Growing up my dad gave of his time and money to make that day special for my mom. We would cook give homemade gifts and cards plus with an older sister to boss or I should say “guide” us. Our celebrations should go down in record books.
Fast forward to mothers day 1993 it was coming fast I was excited because it was my first mothers day as a mom. I had visions of being doted on, showered with love oh the expectations were very high. The day came and went with not even a glance in my direction. I was hurt, mad and my thoughts had a lot of colorful adjectives that I could use to describe my husband.
Mothers days came and went I never did get the celebration you see from Hollywood from my husband, he just didn’t have it in him but what I got as my children grew was better.
I would hear from my bedroom my daughter boss my son around as they would get breakfast so I could “sleep in” and eat in my bed with a had made card and gift. My breakfast in bed started out as cold cereal graduated to eggs with shells, so much protein. Then on to perfect looking and tasting breakfast that I could say come straight from a magazine. I look back missing those with egg shells.
Perfection or close to perfection is over rated. We can lose our self trying for it and trading our joy to never get it.
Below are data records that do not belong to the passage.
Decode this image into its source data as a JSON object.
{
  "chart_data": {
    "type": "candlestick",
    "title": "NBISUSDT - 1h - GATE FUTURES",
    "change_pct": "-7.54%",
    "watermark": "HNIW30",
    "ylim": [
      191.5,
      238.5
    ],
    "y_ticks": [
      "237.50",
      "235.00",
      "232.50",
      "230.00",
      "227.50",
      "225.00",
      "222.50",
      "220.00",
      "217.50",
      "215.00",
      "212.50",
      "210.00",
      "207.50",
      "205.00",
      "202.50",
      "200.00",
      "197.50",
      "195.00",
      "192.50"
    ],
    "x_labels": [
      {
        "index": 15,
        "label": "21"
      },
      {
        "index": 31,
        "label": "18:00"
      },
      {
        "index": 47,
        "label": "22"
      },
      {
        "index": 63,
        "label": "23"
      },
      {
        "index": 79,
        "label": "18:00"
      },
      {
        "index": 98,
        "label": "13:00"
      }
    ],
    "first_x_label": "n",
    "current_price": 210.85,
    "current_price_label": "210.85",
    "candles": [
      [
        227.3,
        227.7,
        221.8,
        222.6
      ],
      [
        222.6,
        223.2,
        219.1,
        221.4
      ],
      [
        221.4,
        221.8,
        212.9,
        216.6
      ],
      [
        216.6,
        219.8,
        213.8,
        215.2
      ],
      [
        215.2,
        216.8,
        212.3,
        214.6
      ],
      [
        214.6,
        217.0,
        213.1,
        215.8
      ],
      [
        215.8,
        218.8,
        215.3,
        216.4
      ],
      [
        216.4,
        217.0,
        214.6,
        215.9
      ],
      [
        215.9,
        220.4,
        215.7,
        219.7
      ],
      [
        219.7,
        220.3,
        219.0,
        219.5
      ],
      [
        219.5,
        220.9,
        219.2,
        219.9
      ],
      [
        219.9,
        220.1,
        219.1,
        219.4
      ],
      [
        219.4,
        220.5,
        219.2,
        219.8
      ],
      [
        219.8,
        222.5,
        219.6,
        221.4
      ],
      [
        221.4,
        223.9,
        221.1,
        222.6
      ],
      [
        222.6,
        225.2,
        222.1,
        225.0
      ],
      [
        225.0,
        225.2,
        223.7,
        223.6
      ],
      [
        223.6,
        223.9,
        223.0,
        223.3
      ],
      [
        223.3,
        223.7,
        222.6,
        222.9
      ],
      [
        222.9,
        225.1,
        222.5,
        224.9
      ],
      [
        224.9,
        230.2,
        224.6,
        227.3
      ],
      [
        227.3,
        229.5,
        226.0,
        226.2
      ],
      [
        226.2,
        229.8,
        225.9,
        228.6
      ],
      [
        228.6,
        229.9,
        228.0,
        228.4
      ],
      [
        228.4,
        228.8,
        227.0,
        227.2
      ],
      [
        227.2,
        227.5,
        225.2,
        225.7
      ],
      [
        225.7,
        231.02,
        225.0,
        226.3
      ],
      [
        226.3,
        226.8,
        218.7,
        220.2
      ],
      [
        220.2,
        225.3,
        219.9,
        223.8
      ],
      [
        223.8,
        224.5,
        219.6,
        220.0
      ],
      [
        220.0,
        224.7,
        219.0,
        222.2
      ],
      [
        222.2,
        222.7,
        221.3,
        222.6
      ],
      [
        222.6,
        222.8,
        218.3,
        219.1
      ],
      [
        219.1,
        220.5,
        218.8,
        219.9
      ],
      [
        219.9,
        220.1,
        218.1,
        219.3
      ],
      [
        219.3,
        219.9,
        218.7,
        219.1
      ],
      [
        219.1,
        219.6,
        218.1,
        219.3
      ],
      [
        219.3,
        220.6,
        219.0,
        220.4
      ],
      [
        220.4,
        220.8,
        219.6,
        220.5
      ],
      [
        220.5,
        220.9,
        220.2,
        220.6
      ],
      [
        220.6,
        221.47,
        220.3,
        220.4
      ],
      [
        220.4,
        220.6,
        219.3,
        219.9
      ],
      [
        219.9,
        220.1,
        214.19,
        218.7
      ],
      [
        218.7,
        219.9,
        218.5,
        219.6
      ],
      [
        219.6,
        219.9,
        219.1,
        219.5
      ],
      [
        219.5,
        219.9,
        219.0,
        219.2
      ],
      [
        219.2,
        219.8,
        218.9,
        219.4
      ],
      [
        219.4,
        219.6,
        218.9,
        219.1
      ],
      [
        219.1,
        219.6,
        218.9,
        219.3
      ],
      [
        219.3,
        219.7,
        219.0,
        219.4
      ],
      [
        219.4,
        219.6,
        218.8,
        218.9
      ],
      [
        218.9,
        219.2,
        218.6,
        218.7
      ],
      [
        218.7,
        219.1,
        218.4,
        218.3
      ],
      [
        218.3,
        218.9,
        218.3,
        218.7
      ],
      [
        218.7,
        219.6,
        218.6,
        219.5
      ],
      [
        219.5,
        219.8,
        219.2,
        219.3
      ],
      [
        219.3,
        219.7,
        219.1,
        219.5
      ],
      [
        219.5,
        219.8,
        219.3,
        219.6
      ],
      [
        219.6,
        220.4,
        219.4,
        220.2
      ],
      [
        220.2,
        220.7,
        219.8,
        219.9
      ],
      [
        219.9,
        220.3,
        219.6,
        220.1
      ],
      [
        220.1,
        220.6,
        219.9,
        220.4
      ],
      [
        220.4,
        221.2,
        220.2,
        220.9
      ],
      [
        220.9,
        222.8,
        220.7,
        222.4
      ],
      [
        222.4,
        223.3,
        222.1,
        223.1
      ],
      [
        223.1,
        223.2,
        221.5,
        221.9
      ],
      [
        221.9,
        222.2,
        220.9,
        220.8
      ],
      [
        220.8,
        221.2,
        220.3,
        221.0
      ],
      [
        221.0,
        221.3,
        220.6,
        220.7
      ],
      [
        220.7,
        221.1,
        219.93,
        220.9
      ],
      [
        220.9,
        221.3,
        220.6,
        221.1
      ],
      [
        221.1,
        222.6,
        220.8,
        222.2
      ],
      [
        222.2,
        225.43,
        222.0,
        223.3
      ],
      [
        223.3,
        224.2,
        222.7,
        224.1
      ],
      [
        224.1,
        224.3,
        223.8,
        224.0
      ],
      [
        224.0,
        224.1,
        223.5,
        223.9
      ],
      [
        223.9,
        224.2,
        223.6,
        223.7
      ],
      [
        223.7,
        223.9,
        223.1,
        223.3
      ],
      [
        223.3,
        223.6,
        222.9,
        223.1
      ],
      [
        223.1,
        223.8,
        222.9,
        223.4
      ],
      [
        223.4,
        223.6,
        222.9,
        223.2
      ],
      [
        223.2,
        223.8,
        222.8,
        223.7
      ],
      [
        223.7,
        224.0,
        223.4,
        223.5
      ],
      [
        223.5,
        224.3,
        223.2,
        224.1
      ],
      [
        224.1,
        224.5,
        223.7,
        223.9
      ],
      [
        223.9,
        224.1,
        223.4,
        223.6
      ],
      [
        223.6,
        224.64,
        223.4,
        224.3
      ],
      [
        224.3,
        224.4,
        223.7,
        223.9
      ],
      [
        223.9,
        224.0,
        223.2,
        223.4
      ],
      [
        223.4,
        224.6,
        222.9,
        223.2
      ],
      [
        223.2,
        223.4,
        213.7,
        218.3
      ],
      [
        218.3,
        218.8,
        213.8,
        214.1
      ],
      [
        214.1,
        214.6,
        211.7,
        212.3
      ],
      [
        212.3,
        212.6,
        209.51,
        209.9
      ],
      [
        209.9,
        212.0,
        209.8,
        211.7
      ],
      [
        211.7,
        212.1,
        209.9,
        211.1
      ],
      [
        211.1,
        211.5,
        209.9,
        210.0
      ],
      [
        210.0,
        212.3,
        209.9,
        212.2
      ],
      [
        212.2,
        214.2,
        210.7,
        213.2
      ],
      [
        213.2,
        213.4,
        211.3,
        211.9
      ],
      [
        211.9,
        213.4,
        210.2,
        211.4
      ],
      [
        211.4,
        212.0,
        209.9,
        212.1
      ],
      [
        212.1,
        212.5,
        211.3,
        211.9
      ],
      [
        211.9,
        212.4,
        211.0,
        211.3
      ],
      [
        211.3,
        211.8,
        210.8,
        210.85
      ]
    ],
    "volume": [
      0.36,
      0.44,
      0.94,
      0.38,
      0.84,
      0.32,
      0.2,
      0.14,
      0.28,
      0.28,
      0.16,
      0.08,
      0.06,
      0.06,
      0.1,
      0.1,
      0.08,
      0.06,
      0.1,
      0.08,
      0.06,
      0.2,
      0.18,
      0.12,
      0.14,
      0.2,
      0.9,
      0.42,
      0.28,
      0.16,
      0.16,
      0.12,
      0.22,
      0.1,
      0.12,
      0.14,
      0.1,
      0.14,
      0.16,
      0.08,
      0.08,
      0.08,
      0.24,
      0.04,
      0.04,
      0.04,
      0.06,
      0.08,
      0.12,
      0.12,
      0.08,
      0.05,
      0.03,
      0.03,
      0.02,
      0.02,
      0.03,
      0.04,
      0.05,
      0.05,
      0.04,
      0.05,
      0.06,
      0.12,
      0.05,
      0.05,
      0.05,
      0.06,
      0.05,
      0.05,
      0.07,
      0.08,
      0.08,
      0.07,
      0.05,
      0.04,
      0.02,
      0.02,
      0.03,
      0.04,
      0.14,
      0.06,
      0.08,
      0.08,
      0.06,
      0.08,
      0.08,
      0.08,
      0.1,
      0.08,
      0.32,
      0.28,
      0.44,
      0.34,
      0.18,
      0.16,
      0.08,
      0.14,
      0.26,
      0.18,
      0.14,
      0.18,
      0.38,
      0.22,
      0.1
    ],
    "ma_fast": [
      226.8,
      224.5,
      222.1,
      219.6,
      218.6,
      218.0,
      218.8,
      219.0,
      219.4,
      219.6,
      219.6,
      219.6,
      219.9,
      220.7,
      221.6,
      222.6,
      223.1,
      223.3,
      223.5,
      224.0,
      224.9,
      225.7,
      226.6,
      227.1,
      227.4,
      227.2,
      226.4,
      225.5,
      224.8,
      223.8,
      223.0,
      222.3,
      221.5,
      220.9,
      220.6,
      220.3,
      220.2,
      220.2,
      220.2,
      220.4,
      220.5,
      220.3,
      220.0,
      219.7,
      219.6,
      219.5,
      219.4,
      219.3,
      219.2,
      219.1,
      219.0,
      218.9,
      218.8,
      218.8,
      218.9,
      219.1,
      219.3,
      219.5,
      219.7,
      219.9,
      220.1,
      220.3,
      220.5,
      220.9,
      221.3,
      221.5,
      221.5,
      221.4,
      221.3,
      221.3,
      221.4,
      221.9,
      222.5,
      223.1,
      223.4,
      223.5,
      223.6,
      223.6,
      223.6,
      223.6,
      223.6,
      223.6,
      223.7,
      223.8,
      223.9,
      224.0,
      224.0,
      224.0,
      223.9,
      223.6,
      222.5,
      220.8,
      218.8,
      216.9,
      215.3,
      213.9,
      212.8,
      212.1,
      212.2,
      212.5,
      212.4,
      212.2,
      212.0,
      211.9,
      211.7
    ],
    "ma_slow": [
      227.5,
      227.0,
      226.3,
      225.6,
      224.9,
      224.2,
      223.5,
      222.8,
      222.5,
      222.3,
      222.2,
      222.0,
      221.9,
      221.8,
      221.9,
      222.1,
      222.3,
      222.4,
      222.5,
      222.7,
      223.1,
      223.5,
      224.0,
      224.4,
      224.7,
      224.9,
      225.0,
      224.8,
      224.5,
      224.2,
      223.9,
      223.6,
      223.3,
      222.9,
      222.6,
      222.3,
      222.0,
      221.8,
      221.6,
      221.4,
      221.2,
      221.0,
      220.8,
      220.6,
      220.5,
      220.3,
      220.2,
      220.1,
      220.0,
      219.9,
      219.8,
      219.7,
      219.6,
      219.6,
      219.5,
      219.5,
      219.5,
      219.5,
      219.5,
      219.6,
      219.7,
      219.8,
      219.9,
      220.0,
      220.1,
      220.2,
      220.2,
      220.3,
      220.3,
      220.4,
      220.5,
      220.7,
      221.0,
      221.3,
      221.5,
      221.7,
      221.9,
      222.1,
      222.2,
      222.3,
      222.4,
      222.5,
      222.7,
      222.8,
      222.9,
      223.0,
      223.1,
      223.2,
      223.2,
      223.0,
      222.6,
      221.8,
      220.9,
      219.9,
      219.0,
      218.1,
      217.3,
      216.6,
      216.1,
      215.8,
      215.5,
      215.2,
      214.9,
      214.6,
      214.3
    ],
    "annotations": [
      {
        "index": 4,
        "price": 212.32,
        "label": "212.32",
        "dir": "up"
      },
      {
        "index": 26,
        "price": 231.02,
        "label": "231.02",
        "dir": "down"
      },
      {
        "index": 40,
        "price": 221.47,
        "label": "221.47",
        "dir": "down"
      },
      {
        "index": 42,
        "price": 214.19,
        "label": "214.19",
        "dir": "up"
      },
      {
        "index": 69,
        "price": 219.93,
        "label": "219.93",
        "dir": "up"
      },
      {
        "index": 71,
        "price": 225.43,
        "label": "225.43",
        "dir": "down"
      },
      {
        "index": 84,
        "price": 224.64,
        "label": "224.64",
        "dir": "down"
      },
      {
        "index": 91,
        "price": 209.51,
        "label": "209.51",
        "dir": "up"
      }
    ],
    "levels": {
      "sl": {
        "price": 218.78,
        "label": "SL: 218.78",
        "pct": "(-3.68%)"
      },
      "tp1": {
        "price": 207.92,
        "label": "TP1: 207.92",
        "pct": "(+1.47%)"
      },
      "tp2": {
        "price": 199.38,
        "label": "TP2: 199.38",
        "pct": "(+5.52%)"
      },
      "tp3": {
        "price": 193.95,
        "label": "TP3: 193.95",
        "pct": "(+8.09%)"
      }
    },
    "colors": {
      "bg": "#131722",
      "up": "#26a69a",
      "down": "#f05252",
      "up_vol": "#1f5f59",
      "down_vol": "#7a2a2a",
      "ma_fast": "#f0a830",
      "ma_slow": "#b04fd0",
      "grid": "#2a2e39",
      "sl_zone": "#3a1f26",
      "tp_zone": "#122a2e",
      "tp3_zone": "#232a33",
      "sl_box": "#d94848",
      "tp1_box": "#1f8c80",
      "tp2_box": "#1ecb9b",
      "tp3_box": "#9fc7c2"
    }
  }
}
I have those wonderful memories but I can learn from them as well. I can give of my self to others not for perfection or anything in return. To be a servant like Jesus was, he was a perfect example.
Mark 10:45 “For even the Son of Man did not come to be served, but to serve, and to give his life as a ransom for many.”
Mothers day can be hard on some who no longer have their moms with them or they don’t have moms that they want to celebrate but what ever the case we can celebrate the joy of those women that give and enrich our life.